Observation of Two-Dimensional Localized Jones-Roberts Solitons in Bose-Einstein Condensates

Jones-Roberts solitons are the only known class of stable dark solitonic solutions of the nonlinear Schrödinger equation in two and three dimensions. They feature a distinctive elongated elliptical shape that allows them to travel without change of form. By imprinting a triangular phase pattern, we experimentally generate two-dimensional Jones-Roberts solitons in a three-dimensional atomic Bose-Einstein condensate. We monitor their dynamics, observing that this kind of soliton is indeed not affected by dynamic (snaking) or thermodynamic instabilities, that instead make other classes of dark solitons unstable in dimensions higher than one. Our results confirm the prediction that Jones-Roberts solitons are stable solutions of the nonlinear Schrödinger equation and promote them for applications beyond matter wave physics, like energy and information transport in noisy and inhomogeneous environments.

Figure 1

(a) Experimental setup for phase imprinting.

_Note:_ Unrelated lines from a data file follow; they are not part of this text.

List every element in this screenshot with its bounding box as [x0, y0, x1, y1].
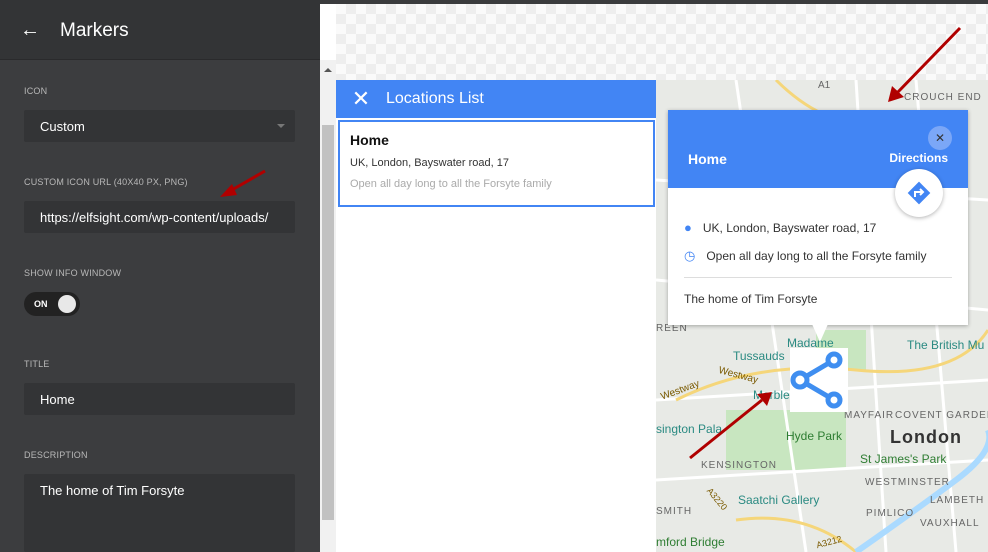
locations-header: ✕ Locations List: [336, 80, 656, 118]
settings-panel: ← Markers ICON Custom CUSTOM ICON URL (4…: [0, 0, 320, 552]
location-pin-icon: ●: [684, 220, 692, 235]
map-label: mford Bridge: [656, 535, 725, 549]
info-window: Home Directions ✕ ● UK, London, Bayswater…: [668, 110, 968, 325]
clock-icon: ◷: [684, 248, 696, 263]
map-label: sington Pala: [656, 422, 723, 436]
directions-icon: [907, 181, 931, 205]
page-title: Markers: [60, 19, 129, 41]
location-name: Home: [350, 132, 389, 148]
toggle-knob: [58, 295, 76, 313]
map-label: VAUXHALL: [920, 518, 980, 529]
info-window-title: Home: [688, 151, 727, 167]
locations-list: ✕ Locations List Home UK, London, Bayswat…: [336, 80, 656, 552]
map-label: Marble: [753, 388, 790, 402]
info-hours: Open all day long to all the Forsyte fam…: [706, 249, 927, 263]
map-label: PIMLICO: [866, 508, 915, 519]
url-label: CUSTOM ICON URL (40X40 PX, PNG): [24, 177, 188, 187]
info-description: The home of Tim Forsyte: [684, 292, 818, 306]
info-hours-row: ◷ Open all day long to all the Forsyte fa…: [684, 248, 926, 264]
info-window-label: SHOW INFO WINDOW: [24, 268, 122, 278]
location-address: UK, London, Bayswater road, 17: [350, 157, 509, 169]
location-hours: Open all day long to all the Forsyte fam…: [350, 178, 552, 190]
info-address: UK, London, Bayswater road, 17: [702, 220, 877, 235]
map-label: MAYFAIR: [844, 410, 895, 421]
map-label: St James's Park: [860, 452, 947, 466]
map-label: KENSINGTON: [701, 460, 777, 471]
scrollbar-thumb[interactable]: [322, 125, 334, 520]
toggle-text: ON: [34, 299, 48, 309]
panel-header: ← Markers: [0, 0, 320, 60]
info-address-row: ● UK, London, Bayswater road, 17: [684, 220, 876, 235]
custom-marker[interactable]: [790, 348, 848, 412]
map-label: Saatchi Gallery: [738, 493, 820, 507]
share-icon: [790, 351, 843, 409]
close-icon[interactable]: ✕: [336, 86, 386, 112]
divider: [684, 277, 952, 278]
directions-button[interactable]: [895, 169, 943, 217]
locations-title: Locations List: [386, 90, 484, 107]
description-label: DESCRIPTION: [24, 450, 88, 460]
icon-label: ICON: [24, 86, 48, 96]
map-label: A1: [818, 80, 831, 91]
transparent-background: [336, 4, 988, 80]
map-label: WESTMINSTER: [865, 477, 950, 488]
info-window-toggle[interactable]: ON: [24, 292, 80, 316]
map-label: London: [890, 427, 962, 447]
icon-select-value: Custom: [40, 119, 85, 134]
map-label: Tussauds: [733, 349, 785, 363]
chevron-down-icon: [277, 124, 285, 132]
map-label: LAMBETH: [930, 495, 985, 506]
description-textarea[interactable]: The home of Tim Forsyte: [24, 474, 295, 552]
map-label: COVENT GARDEN: [895, 410, 988, 421]
info-window-pointer: [812, 324, 828, 342]
scrollbar[interactable]: [320, 60, 336, 552]
map-label: CROUCH END: [904, 92, 982, 103]
list-item[interactable]: Home UK, London, Bayswater road, 17 Open…: [338, 120, 655, 207]
map-label: Hyde Park: [786, 429, 843, 443]
title-label: TITLE: [24, 359, 50, 369]
close-icon[interactable]: ✕: [928, 126, 952, 150]
title-input[interactable]: Home: [24, 383, 295, 415]
icon-select[interactable]: Custom: [24, 110, 295, 142]
custom-icon-url-input[interactable]: https://elfsight.com/wp-content/uploads/: [24, 201, 295, 233]
directions-link[interactable]: Directions: [889, 151, 948, 165]
map-label: The British Mu: [907, 338, 985, 352]
arrow-left-icon[interactable]: ←: [0, 19, 60, 42]
scroll-up-icon[interactable]: [324, 64, 332, 72]
map-label: SMITH: [656, 506, 693, 517]
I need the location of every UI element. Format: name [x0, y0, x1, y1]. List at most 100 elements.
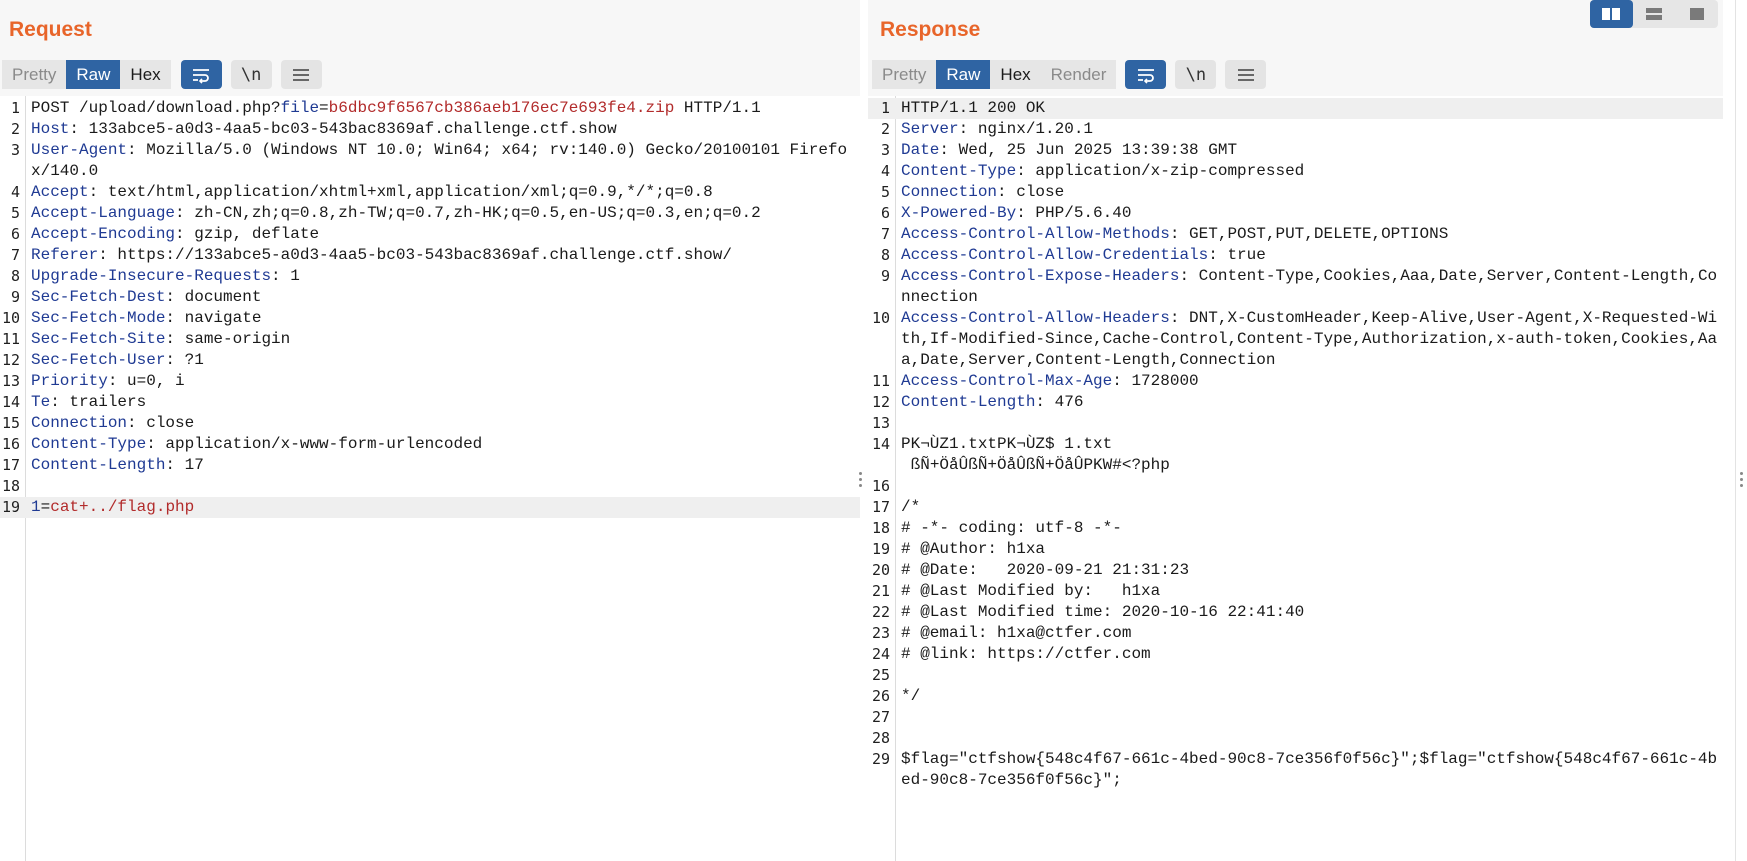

An imprint pattern displayed on a digital micromirror device (DMD) is imaged by a microscope objective onto the atoms (see inset). The detection light is superimposed on a polarizing beam splitting cube and transverses the atomic cloud, whose shadow is imaged with a second microscope objective onto the chip of a CCD camera. (b) Gross-Pitaevskii simulations of the creation of JRS via phase engineering. A triangular phase pattern whose lower vertex is approximately at the center of the BEC generates two JRSs that travel across the BEC. The time between frames is 10 ms.

Figure 2

(a) Experimental column density profiles of the BEC taken at different times after the initial imprinting. The time of flight is 10 ms. (b) Corresponding numerical simulations (in trap) using the Gross-Pitaevskii equation. In both (a) and (b), two elongated but spatially localized rarefaction pulses (density dips), known as Jones-Roberts solitons, are formed close to the center of the BEC after 5 ms from the initial imprinting. After formation, the two rarefaction pulses maintain an almost constant finite size until they reach the border of the BEC. The discrepancies between (a) and (b) are mainly due to the switching off of the trapping potential, that is not simulated in (b). The density defects that are visible at the border of the BEC are due to unavoidable spurious sound waves stemming from the phase imprint and are unrelated to the physics of the JRS.

Figure 3

(a) Points: measured relative depth over time for the JRS (filled blue) and DPS (open orange) as a function of time. Error bars are one $\sigma$ statistical error. The blue solid line is the depth predicted by the numerical simulations rescaled to take into account the finite resolution of our imaging system ($\simeq 1\mu \mathrm{m}$). The orange dashed line is an exponential fit to the data. The inset shows an absorption image of our JRSs reaching the border of the BEC and breaking into VA pairs. The experimental observations are in good agreement with the simulations. The phase structure illustrates that the phase winds in opposite directions around the two winding points. (b) Experimental column density profiles of DPS at different evolution times showing the decay due to snaking instability. (c) Points: measured orientation of the JRSs. Error bars are one $\sigma$ statistical error. Filled black and open red points correspond to solitons traveling towards left and right, respectively. The solid lines are the prediction from the numerical simulations. The orientation shows small variations over time due to sound waves traveling through the BEC and a substantial discrepancy with respect to the direction of travel $\varphi$, indicated by the dashed lines. The inset shows the definition of the angles $\theta$ and $\varphi$.

Figure 4

(a) Evolution of the long axis $\alpha$ of the JRSs as a function of time. Points are the experimental data while the solid line is the result of the numerical simulations. The small wiggles are due to sound waves traveling across the BEC. The scale on the left (right) relates to the experimental data (simulations). The scaling factor of 3 comes from the 10 ms time of flight and is in accordance with the numerical simulations. The dashed line (related to the scale on the right) is the mean value of the KPC for times $>5\mathrm{ms}$, and the shaded band takes into account the fluctuations of the speed of the solitons. (b) The same as (a) but for the short axis $\beta$. The different scaling factor takes into account also the limited resolution of our imaging ($\simeq 1\mu \mathrm{m}$). Error bars for (a) and (b) are one $\sigma$ statistical error.